Invest in Training Material and Professional Coaches
Sometimes, the employee engagement problem is due more to ignorance and trepidation than unwillingness to use the software. Most project management software providers offer premium training services, and it is a good idea to take advantage of them. Having constant access to a dedicated support representative can be extremely reassuring and remove a lot of anxiety out of learning a new system, for managers and employees alike. If you’re trying to get comfortable with a particularly complex and feature-rich software, like Comindware Project or Smartsheet, it is especially nice to have someone hold your hand through every stage of the process. Professional coaches can answer questions, give advice about best practices, and even help you design templates and workflows. These services can be given over the phone or via video conference, but it’s most effective if you can get someone to come to your physical location and experience your unique work situation.
Some providers also offer personalized webinars and classes, designed so that all employees can learn the software together in a no-pressure environment. Others send out whole teams to help your company with initial implementation and setup of the new system. All of these services cost additional money and can be quite expensive, but they are often well worth the investment. Anything that makes the software more accessible to employees is going to benefit you in the long run, and chances are you’ll earn that money back in increased productivity.

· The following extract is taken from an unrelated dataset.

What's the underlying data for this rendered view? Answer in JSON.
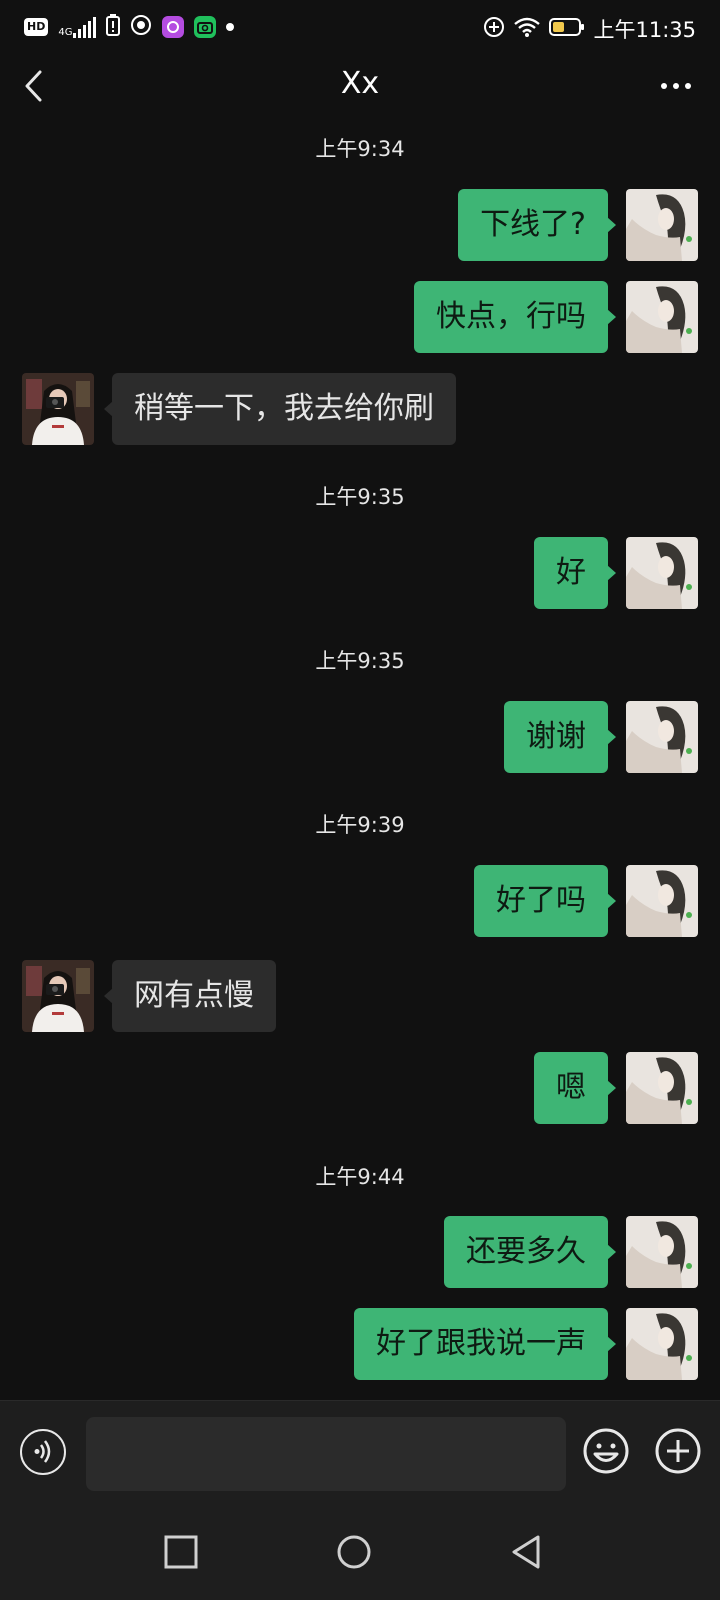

Appoint a Designated Expert
Not every business can afford to hire a dedicated service representative. But whether special training is within your budget or not, you should consider designating someone within your company to be the ‘resident expert.’ It doesn’t take long to learn the ins and outs of a project management solution. After just a few weeks devoted to watching video tutorials and webinars, reading through the provider’s knowledgebase and blog, and troubleshooting with customer service, anyone can become a pro.
Having a resident expert is a good idea, even if you have purchased 24/7 customer support from the provider. It is quicker, cheaper, and more efficient to use one of your own employees, and chances are the expert’s coworkers will feel happier about consulting him/her than speaking with a stranger, or waiting several days for an email response. Because so many people will be counting on him/her, it is imperative that the designated expert understand all of the main components of the software: how projects are organized, how to create/assign tasks, how to use the reporting tools. This person should know how to customize email notifications and set user permissions.
It’s also wise to place your expert, or another employee, in charge of overseeing software use. They should be checking in with other employees every day, making sure that everyone understands what they’re doing and what is expected, and ensuring that you are getting a good ROI out of the software.
Implementing a new project management system is not for the faint of heart, but by following the guidelines outlined above, you can drastically increase the odds that your workers will be engaged (and stay engaged) with the software for as long as you need. Getting the whole team on board is your most important priority, especially during the initial transition period. Once you’ve accomplished that, the battle is nearly won, and you can just sit back and watch those projects being managed. Good luck!